Hi Tigers,
Welcome to our Interview with Dream, a professional trader and content manager with 10 years investing experience.
@程俊Dream has held positions as Content Manager at wallstreetcn news. He currently serves as a special guest strategy lecturer for multiple exchanges.
Let's dive into his perspective on the gold futures and US stock market trend.
1. Could you share your investment journey with us?
I entered the financial market in 2007. In 2008, I was fortunate to capitalize on the first round of Quantitative Easing (QE) in the US, making a successful trade with the Euro. A more recent satisfying trade was in 2019/2020 when I went long on $Gold - main 2312(GCmain)$ after it experienced a sharp drop during the early stages of the pandemic.
Both the price and timing aligned with my expectations, resulting in substantial gains.
2. Why did you choose to trade futures? What’s the difference between trading futures and stocks?
Individual stock analysis demands more time, whereas once you become familiar with futures contracts, you can focus solely on them.

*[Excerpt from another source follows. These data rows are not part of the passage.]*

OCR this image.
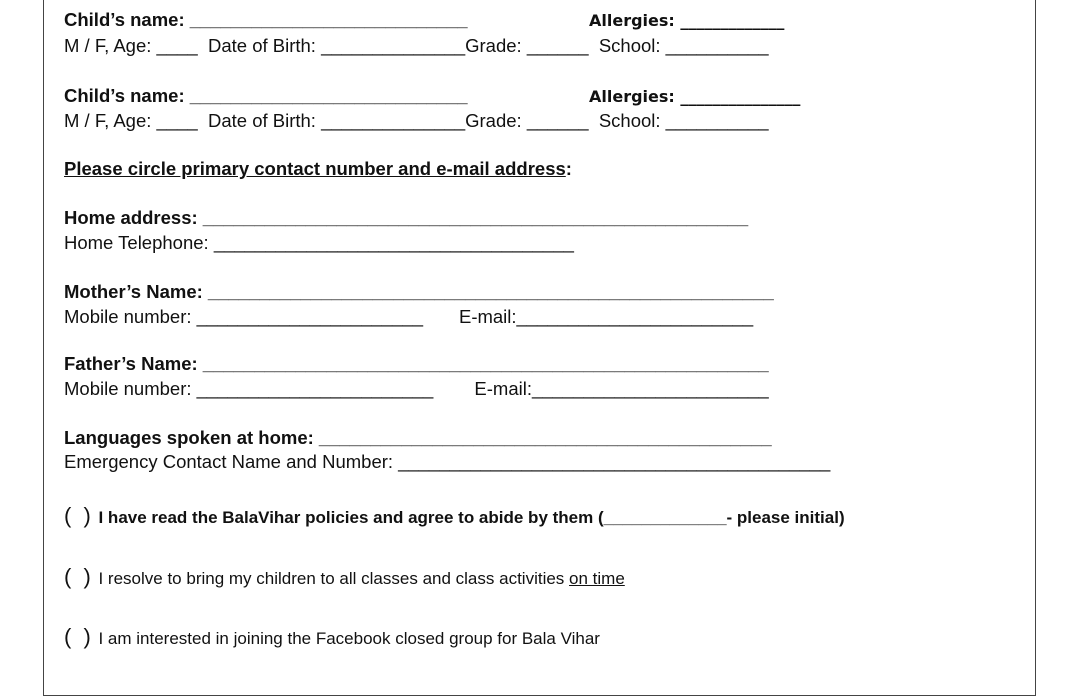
Child’s name: ___________________________	Allergies: _____________
M / F, Age: ____  Date of Birth: ______________Grade: ______  School: __________
Child’s name: ___________________________	Allergies: _______________
M / F, Age: ____  Date of Birth: ______________Grade: ______  School: __________
Please circle primary contact number and e-mail address:
Home address: _____________________________________________________
Home Telephone: ___________________________________
Mother’s Name: _______________________________________________________
Mobile number: ______________________       E-mail:_______________________
Father’s Name: _______________________________________________________
Mobile number: _______________________        E-mail:_______________________
Languages spoken at home: ____________________________________________
Emergency Contact Name and Number: __________________________________________
( ) I have read the BalaVihar policies and agree to abide by them (_____________- please initial)
( ) I resolve to bring my children to all classes and class activities on time
( ) I am interested in joining the Facebook closed group for Bala Vihar
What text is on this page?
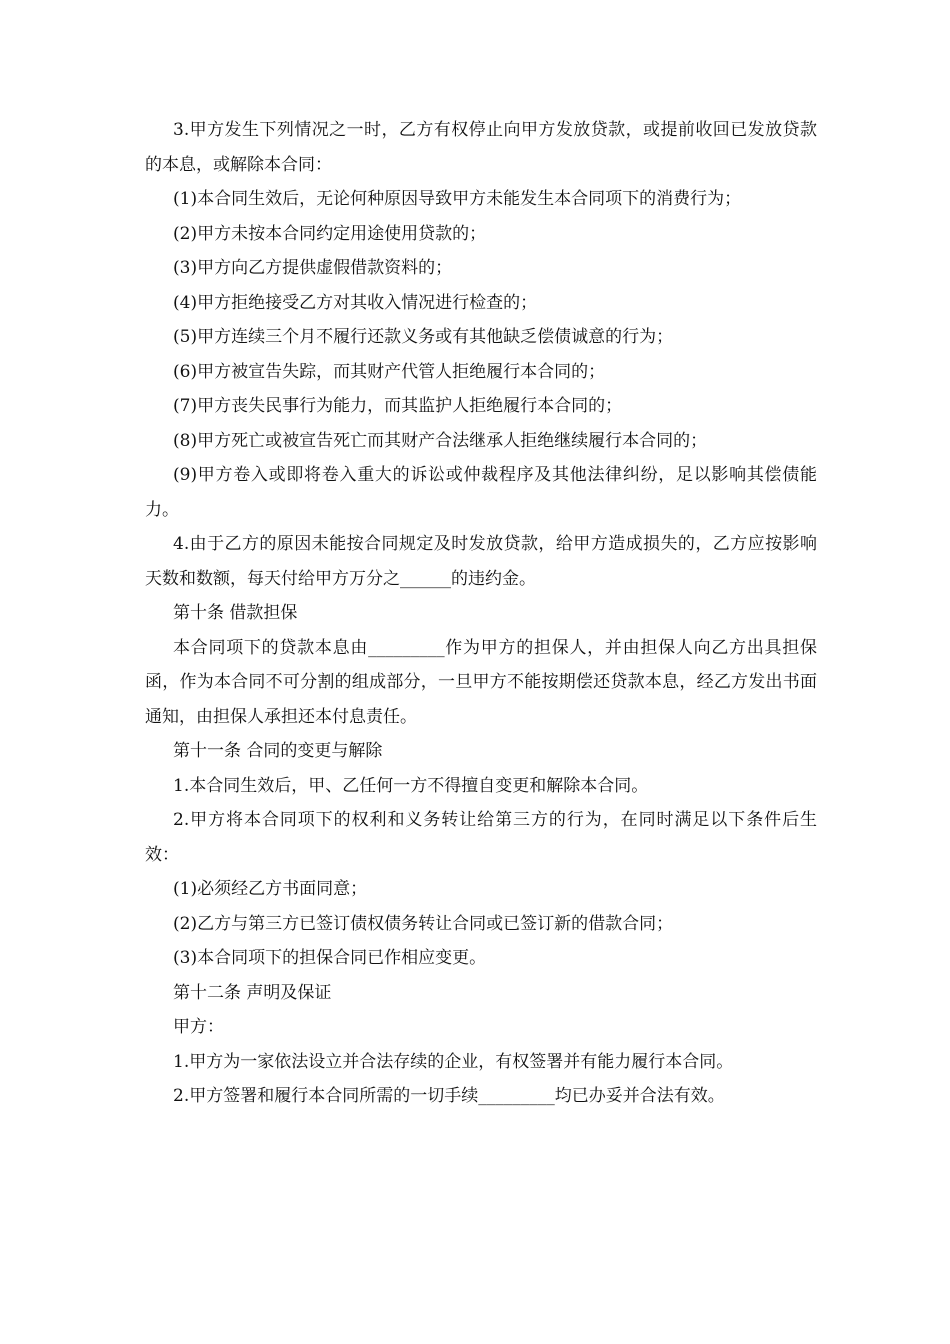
3.甲方发生下列情况之一时，乙方有权停止向甲方发放贷款，或提前收回已发放贷款的本息，或解除本合同：

(1)本合同生效后，无论何种原因导致甲方未能发生本合同项下的消费行为；

(2)甲方未按本合同约定用途使用贷款的；

(3)甲方向乙方提供虚假借款资料的；

(4)甲方拒绝接受乙方对其收入情况进行检查的；

(5)甲方连续三个月不履行还款义务或有其他缺乏偿债诚意的行为；

(6)甲方被宣告失踪，而其财产代管人拒绝履行本合同的；

(7)甲方丧失民事行为能力，而其监护人拒绝履行本合同的；

(8)甲方死亡或被宣告死亡而其财产合法继承人拒绝继续履行本合同的；

(9)甲方卷入或即将卷入重大的诉讼或仲裁程序及其他法律纠纷，足以影响其偿债能力。

4.由于乙方的原因未能按合同规定及时发放贷款，给甲方造成损失的，乙方应按影响天数和数额，每天付给甲方万分之______的违约金。

第十条 借款担保

本合同项下的贷款本息由_________作为甲方的担保人，并由担保人向乙方出具担保函，作为本合同不可分割的组成部分，一旦甲方不能按期偿还贷款本息，经乙方发出书面通知，由担保人承担还本付息责任。

第十一条 合同的变更与解除

1.本合同生效后，甲、乙任何一方不得擅自变更和解除本合同。

2.甲方将本合同项下的权利和义务转让给第三方的行为，在同时满足以下条件后生效：

(1)必须经乙方书面同意；

(2)乙方与第三方已签订债权债务转让合同或已签订新的借款合同；

(3)本合同项下的担保合同已作相应变更。

第十二条 声明及保证

甲方：

1.甲方为一家依法设立并合法存续的企业，有权签署并有能力履行本合同。

2.甲方签署和履行本合同所需的一切手续_________均已办妥并合法有效。
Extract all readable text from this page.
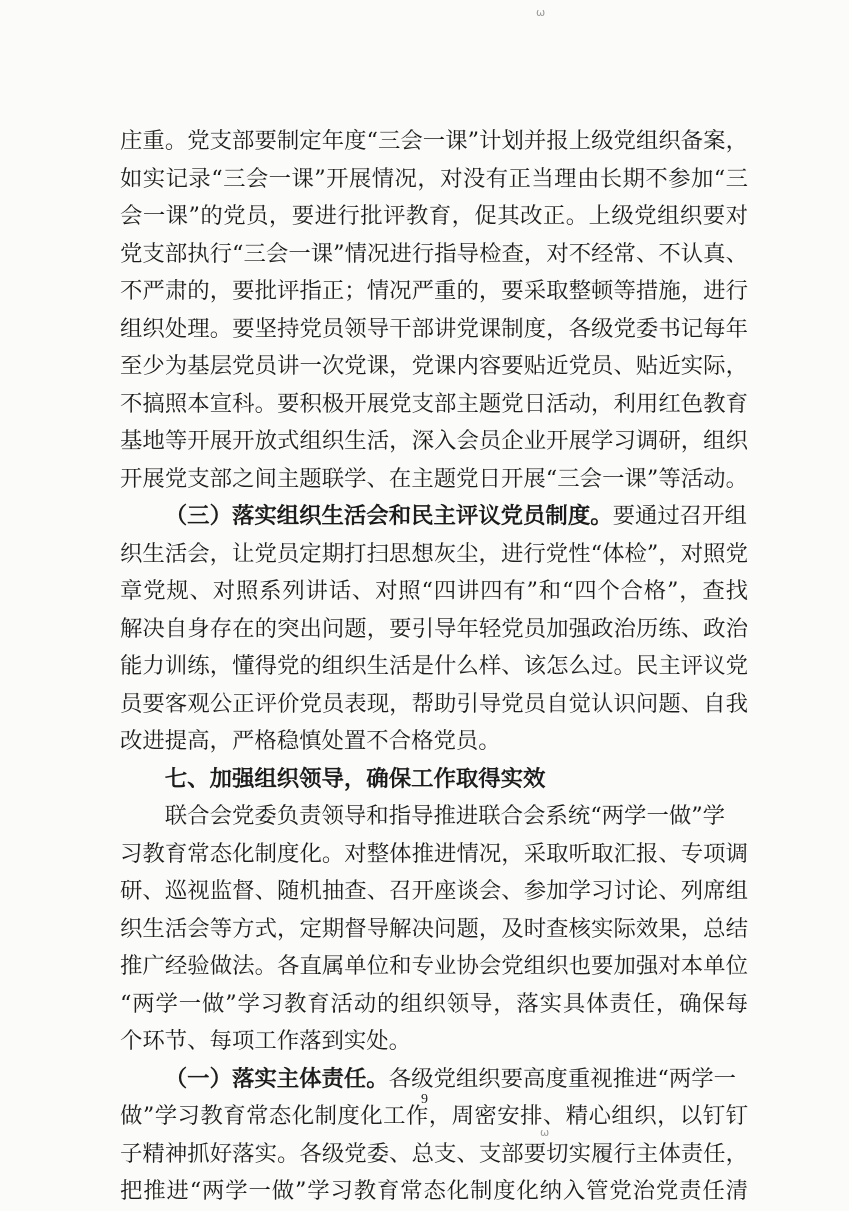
ω
庄重。党支部要制定年度“三会一课”计划并报上级党组织备案，
如实记录“三会一课”开展情况，对没有正当理由长期不参加“三
会一课”的党员，要进行批评教育，促其改正。上级党组织要对
党支部执行“三会一课”情况进行指导检查，对不经常、不认真、
不严肃的，要批评指正；情况严重的，要采取整顿等措施，进行
组织处理。要坚持党员领导干部讲党课制度，各级党委书记每年
至少为基层党员讲一次党课，党课内容要贴近党员、贴近实际，
不搞照本宣科。要积极开展党支部主题党日活动，利用红色教育
基地等开展开放式组织生活，深入会员企业开展学习调研，组织
开展党支部之间主题联学、在主题党日开展“三会一课”等活动。
（三）落实组织生活会和民主评议党员制度。要通过召开组
织生活会，让党员定期打扫思想灰尘，进行党性“体检”，对照党
章党规、对照系列讲话、对照“四讲四有”和“四个合格”，查找
解决自身存在的突出问题，要引导年轻党员加强政治历练、政治
能力训练，懂得党的组织生活是什么样、该怎么过。民主评议党
员要客观公正评价党员表现，帮助引导党员自觉认识问题、自我
改进提高，严格稳慎处置不合格党员。
七、加强组织领导，确保工作取得实效
联合会党委负责领导和指导推进联合会系统“两学一做”学
习教育常态化制度化。对整体推进情况，采取听取汇报、专项调
研、巡视监督、随机抽查、召开座谈会、参加学习讨论、列席组
织生活会等方式，定期督导解决问题，及时查核实际效果，总结
推广经验做法。各直属单位和专业协会党组织也要加强对本单位
“两学一做”学习教育活动的组织领导，落实具体责任，确保每
个环节、每项工作落到实处。
（一）落实主体责任。各级党组织要高度重视推进“两学一
做”学习教育常态化制度化工作，周密安排、精心组织，以钉钉
子精神抓好落实。各级党委、总支、支部要切实履行主体责任，
把推进“两学一做”学习教育常态化制度化纳入管党治党责任清
9
ω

When it comes to trading choices, futures offer greater freedom in going long or short, along with ideal liquidity. Shorting stocks can be more challenging.
Additionally, futures have an advantage in terms of leverage. While stocks are more like long-term investments, futures tend to be more short-term and speculative.
3. What advice do you have for futures beginners? How should one approach learning about futures?
I recommend starting with standard trend-following contracts, such as the $Euro FX - main 2309(EURmain)$ and $Gold - main 2312(GCmain)$ for commodities. If transitioning from stocks, it's crucial to understand how leverage works.
From a technical perspective, there's not much difference between futures and stocks.
Each contract has its own characteristics, and once you become familiar with them, trading becomes more intuitive. Fundamentally, futures tend to have stronger macroeconomic correlations.
4. Are there any sectors or assets that you currently find promising?
My top choice is $Gold - main 2312(GCmain)$ .
I believe there will be a medium to long-term opportunity to enter around the $1860 gap. I've been waiting for this price level for a few months now, and I believe there's a chance it might happen in the third quarter.
For the latter half of the year, commodities are likely to break out from consolidation and volatility patterns, potentially in the fourth quarter or early next year.
The direction, upwards or downwards, will depend on the ultimate question: recovery vs.recession. I'm slightly inclined towards a pessimistic view as the overall environment doesn't seem to have substantially changed.
5. How long do you think pullback in US stock market will last? Is it a good time to buy the dip?
The risk-reward ratio for buying the dip in the current US stock market isn't favorable. Despite the recent correction, the market hasn't strayed too far from its previous highs, making both buying and selling somewhat awkward at this point. $NASDAQ(.IXIC)$
It's difficult to precisely time the pullback, but pay attention to the US dollar's performance this week and the next. The current resistance levels for the dollar are at 103.6 and 104.7.
If the dollar breaks out and escapes the pattern of previous weekly rebounds followed by declines, the downward movement in the stock indices might be prolonged. Conversely, if the dollar surges and then retraces, ending the week on a low would signal a reversal.